The Biden administration will invest $3.2 billion to foster the development of antiviral pills to help fight against COVID-19, the Health and Human Services department announced Thursday, with hopes the medication becomes available to the public as soon as the end of this year.
The big picture: Researchers had tested existing antivirals like remdesivir in hospitals on patients with severe COVID-19, but they produced underwhelming results and little to no benefit.
- The Food and Drug Administration has given emergency authorization for three monoclonal antibody drug treatment for early COVID infections.
Why it matters: The newly announced program, called the Antiviral Program for Pandemics, looks to close the gap on financial investment and research directed toward COVID-19 treatments and antivirals.
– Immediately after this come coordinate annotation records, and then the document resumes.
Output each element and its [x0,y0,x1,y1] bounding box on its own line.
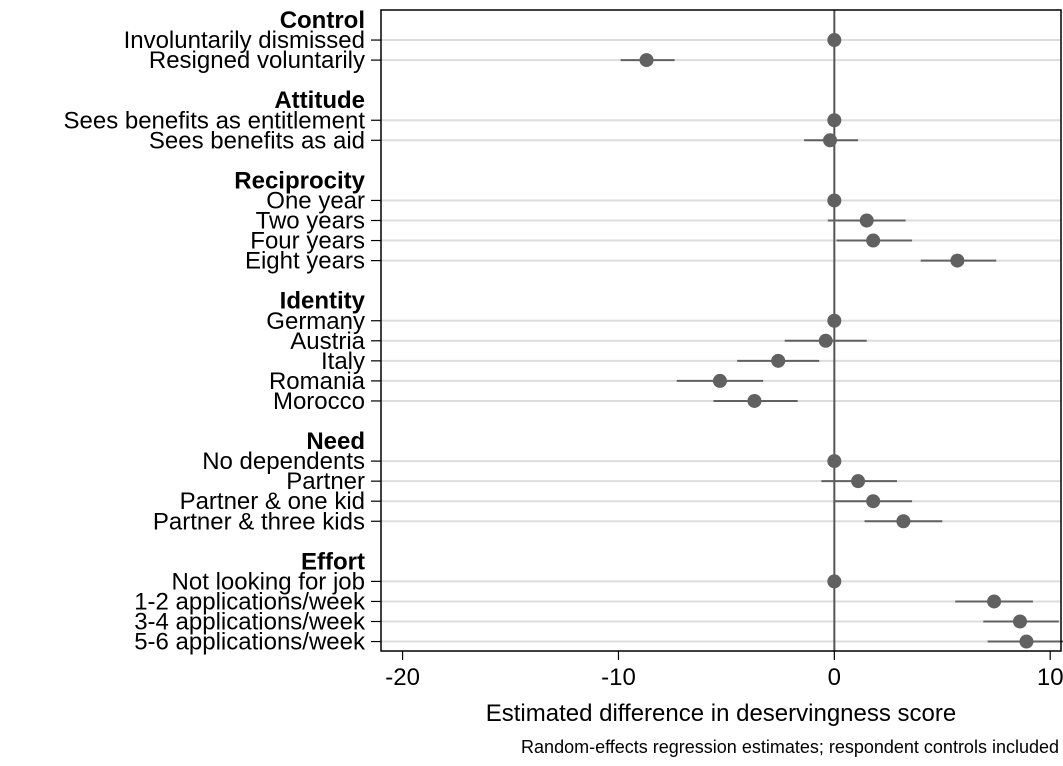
group-label: Need [306,428,365,455]
row-label: Germany [266,308,365,335]
estimate-point [639,53,654,68]
row-label: 5-6 applications/week [134,629,366,656]
estimate-point [896,514,911,529]
chart-note: Random-effects regression estimates; res… [521,737,1059,757]
row-label: 1-2 applications/week [134,588,366,615]
estimate-point [818,333,833,348]
group-label: Attitude [274,87,365,114]
row-label: Four years [250,228,365,255]
estimate-point [1012,614,1027,629]
row-label: Resigned voluntarily [149,47,365,74]
row-label: Involuntarily dismissed [124,27,365,54]
row-label: Eight years [245,248,365,275]
estimate-point [827,33,842,48]
estimate-point [827,113,842,128]
group-label: Identity [280,288,366,315]
estimate-point [771,353,786,368]
row-label: Morocco [273,388,365,415]
row-label: 3-4 applications/week [134,609,366,636]
estimate-point [827,454,842,469]
row-label: Sees benefits as entitlement [63,107,365,134]
row-label: Austria [290,328,365,355]
plot-frame [380,9,1062,652]
row-label: One year [266,187,365,214]
group-label: Control [280,7,365,34]
row-label: Partner & three kids [153,508,365,535]
grid-layer [381,39,1061,643]
x-tick-label: 0 [828,664,841,691]
estimate-point [827,574,842,589]
row-label: Romania [269,368,366,395]
row-label: Partner [286,468,365,495]
group-label: Reciprocity [234,167,365,194]
estimate-point [712,373,727,388]
ci-layer [620,59,1063,643]
estimate-point [950,253,965,268]
estimate-point [851,474,866,489]
row-label: Sees benefits as aid [149,127,365,154]
row-label: Italy [321,348,365,375]
row-label: No dependents [202,448,365,475]
row-label: Partner & one kid [180,488,365,515]
row-label: Not looking for job [172,568,365,595]
x-tick-label: -10 [601,664,636,691]
estimate-point [1019,634,1034,649]
row-label: Two years [256,208,365,235]
estimate-point [823,133,838,148]
estimate-point [866,233,881,248]
estimate-point [827,193,842,208]
estimate-point [987,594,1002,609]
estimate-point [859,213,874,228]
x-axis-title: Estimated difference in deservingness sc… [486,700,956,727]
point-layer [639,33,1034,649]
group-label: Effort [301,548,365,575]
x-tick-label: 10 [1037,664,1063,691]
x-axis: -20 -10 0 10 [371,39,1063,691]
estimate-point [747,393,762,408]
x-tick-label: -20 [385,664,420,691]
estimate-point [866,494,881,509]
estimate-point [827,313,842,328]
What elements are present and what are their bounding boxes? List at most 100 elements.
- The program will also support research on entirely new drugs that could help respond to future pandemics.
- NIAID director Anthony Fauci told reporters at a briefing Thursday the government has a “great deal of optimism that this program will be as successful” as similar federally-funded projects for viruses like HIV and Hepatitis C.
What they're saying: “I wake up in the morning, I don’t feel very well, my sense of smell and taste go away, I get a sore throat,” Fauci told the New York Times. “I call up my doctor and I say, ‘I have COVID and I need a prescription.’”
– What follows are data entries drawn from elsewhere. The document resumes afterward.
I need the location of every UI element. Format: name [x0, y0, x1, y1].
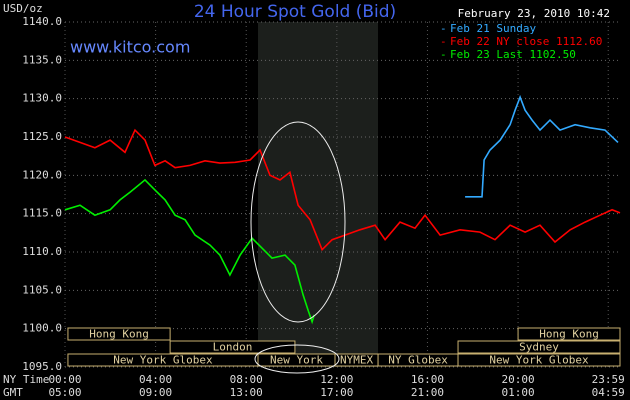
session-box: [67, 327, 171, 341]
y-tick-label: 1130.0: [22, 92, 62, 105]
session-label: New York: [270, 354, 323, 367]
session-box: [517, 327, 621, 341]
x-tick-label-gmt: 01:00: [501, 386, 534, 399]
session-box: [457, 340, 621, 354]
session-label: NYMEX: [340, 354, 373, 367]
session-box: [457, 353, 621, 367]
series-line: [64, 178, 315, 325]
shaded-band: [258, 22, 378, 367]
x-row-label: NY Time: [3, 373, 49, 386]
x-tick-label-gmt: 09:00: [139, 386, 172, 399]
legend-label: Feb 23 Last 1102.50: [450, 48, 576, 61]
series-line: [64, 128, 621, 252]
y-axis-label: USD/oz: [3, 2, 43, 15]
x-tick-label: 04:00: [139, 373, 172, 386]
session-label: London: [213, 341, 253, 354]
x-tick-label-gmt: 04:59: [592, 386, 625, 399]
chart-title: 24 Hour Spot Gold (Bid): [194, 2, 396, 22]
x-tick-label: 16:00: [411, 373, 444, 386]
legend-label: Feb 22 NY close 1112.60: [450, 35, 602, 48]
x-tick-label-gmt: 21:00: [411, 386, 444, 399]
y-tick-label: 1120.0: [22, 168, 62, 181]
date: February 23, 2010 10:42: [458, 7, 610, 20]
x-tick-label: 00:00: [48, 373, 81, 386]
legend-marker: -: [440, 35, 447, 48]
series-line: [465, 94, 619, 198]
y-tick-label: 1100.0: [22, 322, 62, 335]
x-tick-label: 12:00: [320, 373, 353, 386]
highlight-ellipse: [250, 121, 346, 323]
y-tick-label: 1095.0: [22, 360, 62, 373]
x-row-label: GMT: [3, 386, 23, 399]
legend-label: Feb 21 Sunday: [450, 22, 536, 35]
session-label: New York Globex: [489, 354, 589, 367]
x-tick-label-gmt: 05:00: [48, 386, 81, 399]
y-tick-label: 1115.0: [22, 207, 62, 220]
y-tick-label: 1140.0: [22, 15, 62, 28]
x-tick-label-gmt: 17:00: [320, 386, 353, 399]
x-tick-label: 20:00: [501, 373, 534, 386]
source: www.kitco.com: [70, 38, 190, 57]
legend-marker: -: [440, 22, 447, 35]
y-tick-label: 1110.0: [22, 245, 62, 258]
session-label: Hong Kong: [89, 328, 149, 341]
x-tick-label-gmt: 13:00: [230, 386, 263, 399]
y-tick-label: 1135.0: [22, 53, 62, 66]
highlight-ellipse: [254, 344, 340, 374]
y-tick-label: 1125.0: [22, 130, 62, 143]
session-label: Sydney: [519, 341, 559, 354]
legend-marker: -: [440, 48, 447, 61]
x-tick-label: 23:59: [592, 373, 625, 386]
session-label: New York Globex: [113, 354, 213, 367]
session-label: NY Globex: [388, 354, 448, 367]
session-label: Hong Kong: [539, 328, 599, 341]
y-tick-label: 1105.0: [22, 283, 62, 296]
x-tick-label: 08:00: [230, 373, 263, 386]
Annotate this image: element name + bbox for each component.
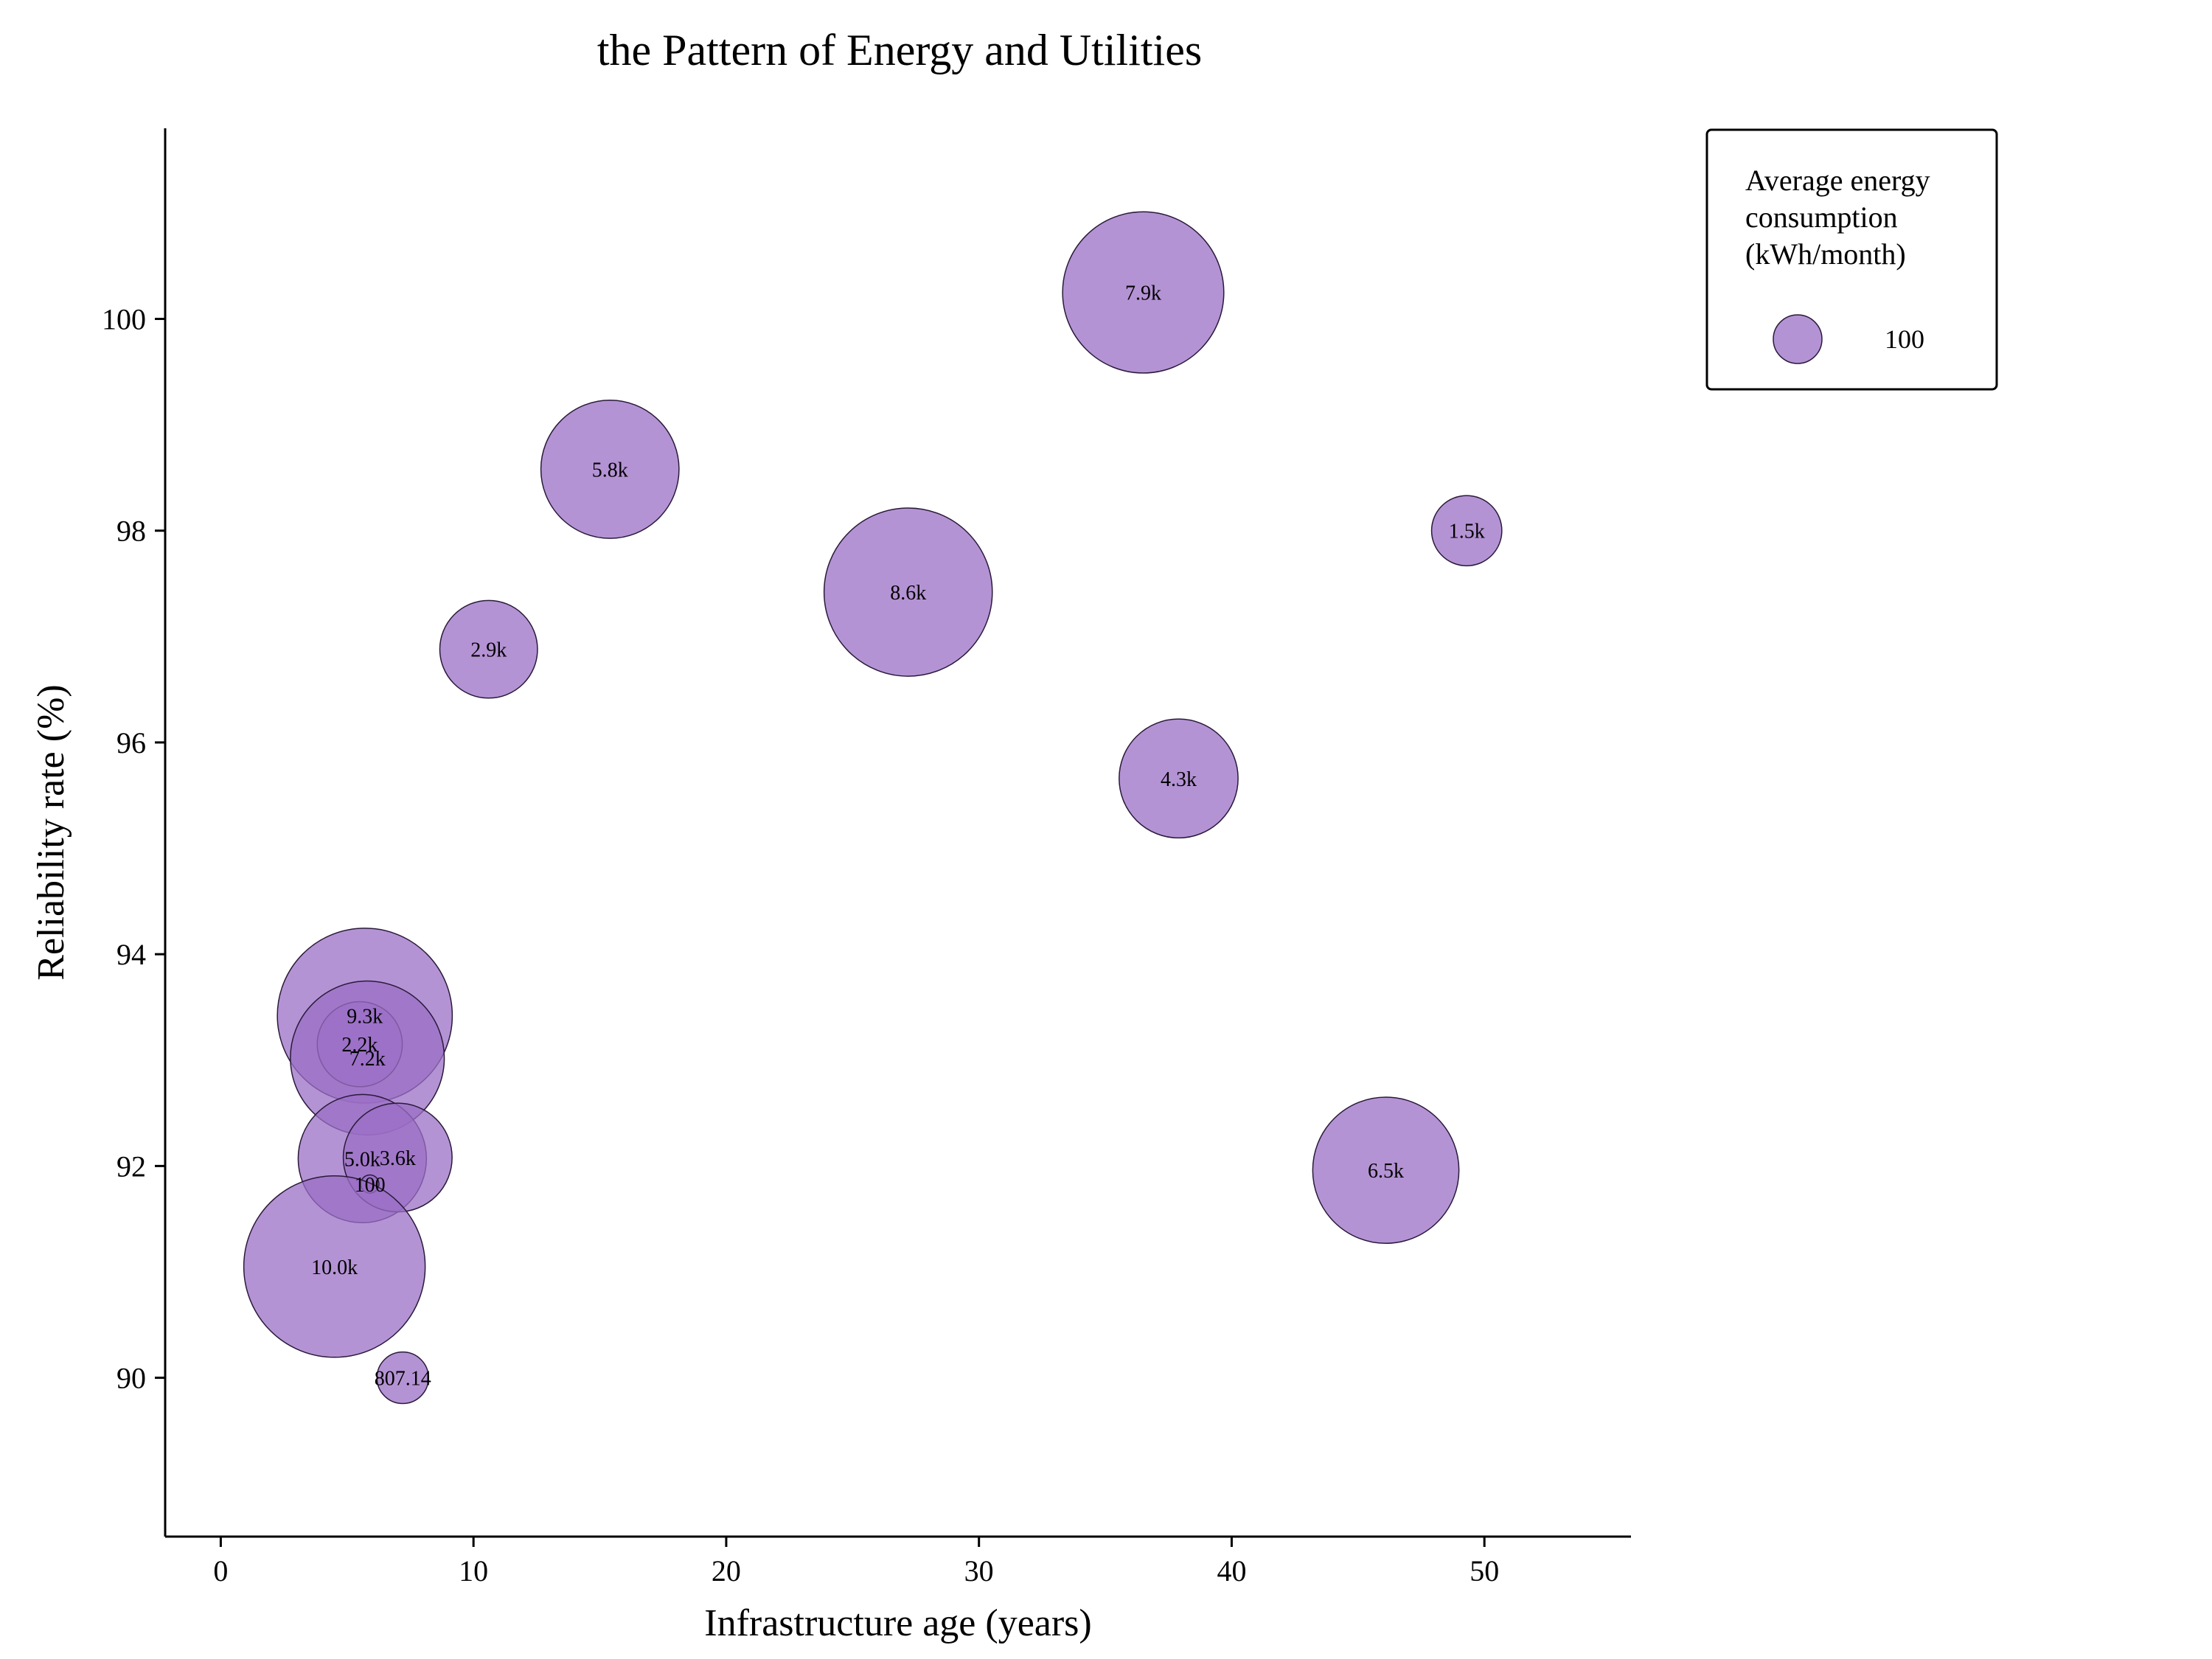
x-tick-label: 0: [213, 1554, 228, 1587]
bubble-label-6: 9.3k: [347, 1005, 383, 1028]
y-axis-label: Reliability rate (%): [30, 684, 72, 980]
x-tick-label: 40: [1217, 1554, 1246, 1587]
x-tick-layer: 0 10 20 30 40 50: [213, 1537, 1499, 1587]
bubble-label-13: 10.0k: [311, 1256, 358, 1279]
bubble-label-layer: 7.9k 5.8k 1.5k 8.6k 2.9k 4.3k 9.3k 2.2k7.2k 5.0k…: [311, 282, 1485, 1391]
chart-title: the Pattern of Energy and Utilities: [597, 26, 1202, 74]
bubble-label-1: 5.8k: [592, 459, 628, 481]
bubble-13: [243, 1175, 426, 1358]
bubble-0: [1062, 211, 1225, 374]
x-axis-label: Infrastructure age (years): [704, 1602, 1091, 1644]
x-tick-label: 10: [459, 1554, 488, 1587]
x-tick-label: 20: [712, 1554, 741, 1587]
y-tick-label: 98: [116, 515, 146, 548]
bubble-label-14: 807.14: [375, 1368, 431, 1391]
x-tick-label: 50: [1470, 1554, 1499, 1587]
bubble-label-11: 100: [355, 1174, 386, 1197]
legend: Average energy consumption (kWh/month) 1…: [1705, 128, 1998, 391]
bubble-label-7: 2.2k: [341, 1034, 378, 1057]
bubble-4: [439, 599, 538, 699]
bubble-layer: [243, 211, 1503, 1405]
bubble-12: [1312, 1096, 1460, 1245]
bubble-label-10: 3.6k: [380, 1147, 416, 1170]
bubble-1: [540, 399, 680, 539]
bubble-label-2: 1.5k: [1449, 521, 1485, 543]
bubble-label-8: 7.2k: [349, 1048, 386, 1071]
legend-title-line-3: (kWh/month): [1745, 237, 1906, 271]
bubble-label-9: 5.0k: [344, 1148, 380, 1171]
bubble-3: [823, 507, 993, 677]
y-tick-layer: 90 92 94 96 98 100: [102, 302, 165, 1395]
bubble-5: [1119, 718, 1239, 839]
y-tick-label: 96: [116, 726, 146, 759]
legend-entry-label: 100: [1885, 324, 1924, 354]
bubble-label-4: 2.9k: [470, 639, 507, 662]
legend-title-line-1: Average energy: [1745, 164, 1930, 197]
bubble-label-12: 6.5k: [1368, 1160, 1404, 1183]
legend-title-line-2: consumption: [1745, 201, 1898, 234]
bubble-2: [1430, 495, 1503, 567]
bubble-label-3: 8.6k: [890, 582, 926, 605]
bubble-label-0: 7.9k: [1125, 282, 1161, 305]
y-tick-label: 100: [102, 302, 146, 335]
y-tick-label: 90: [116, 1362, 146, 1395]
y-tick-label: 92: [116, 1150, 146, 1183]
bubble-label-5: 4.3k: [1161, 768, 1197, 791]
bubble-14: [376, 1351, 429, 1405]
x-tick-label: 30: [964, 1554, 994, 1587]
y-tick-label: 94: [116, 938, 146, 971]
legend-marker: [1773, 314, 1823, 364]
Details: The funding, which comes from the American Rescue Plan, is aimed at speeding up the clinical trials of a few promising drug candidates.
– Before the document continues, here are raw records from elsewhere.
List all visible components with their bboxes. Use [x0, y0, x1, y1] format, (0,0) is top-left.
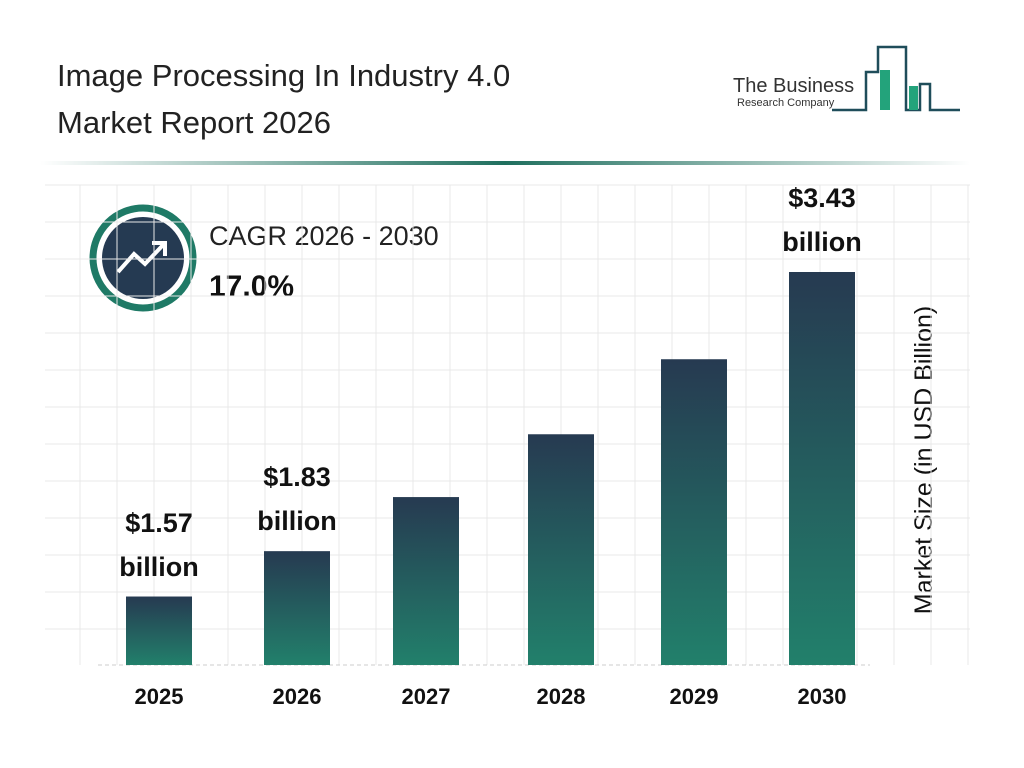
x-tick-label: 2027 [401, 684, 451, 709]
x-tick-label: 2028 [536, 684, 586, 709]
logo-text: The Business [733, 75, 854, 97]
divider [40, 161, 970, 165]
cagr-icon [102, 217, 184, 299]
bar [528, 434, 594, 665]
x-tick-label: 2025 [134, 684, 184, 709]
x-tick-label: 2029 [669, 684, 719, 709]
y-axis-label: Market Size (in USD Billion) [910, 306, 938, 614]
bar [126, 596, 192, 665]
cagr-label: CAGR 2026 - 2030 [209, 221, 439, 251]
title-line: Market Report 2026 [57, 105, 331, 140]
bar [264, 551, 330, 665]
bar [789, 272, 855, 665]
value-label: $1.57 billion [119, 507, 199, 582]
bar [661, 359, 727, 665]
value-label: $3.43 billion [782, 183, 862, 257]
x-tick-label: 2030 [797, 684, 847, 709]
cagr-value: 17.0% [209, 270, 294, 303]
value-label: $1.83 billion [257, 462, 337, 537]
title-line: Image Processing In Industry 4.0 [57, 58, 511, 93]
bar [393, 497, 459, 665]
title: Image Processing In Industry 4.0 Market … [57, 52, 510, 146]
cagr-arrow [152, 241, 167, 256]
logo [832, 45, 960, 112]
logo-text: Research Company [737, 97, 835, 109]
x-tick-label: 2026 [272, 684, 322, 709]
- More than $300 million will be reserved for research and lab support, nearly $1 billion for preclinical and clinical evaluation and nearly $700 million for development and manufacturing through the National Institute of Allergy and Infectious Diseases and Biomedical Advanced Research and Development Authority, the agency said.
Noteworthy: The Biden administration announced last week it's buying about $1.2 billion worth of Merck's experimental COVID pills Molnupiravir.
- The drug is taken every 12 hours for five days. It has not been approved, but appears to help newly diagnosed, non-hospitalized COVID patients.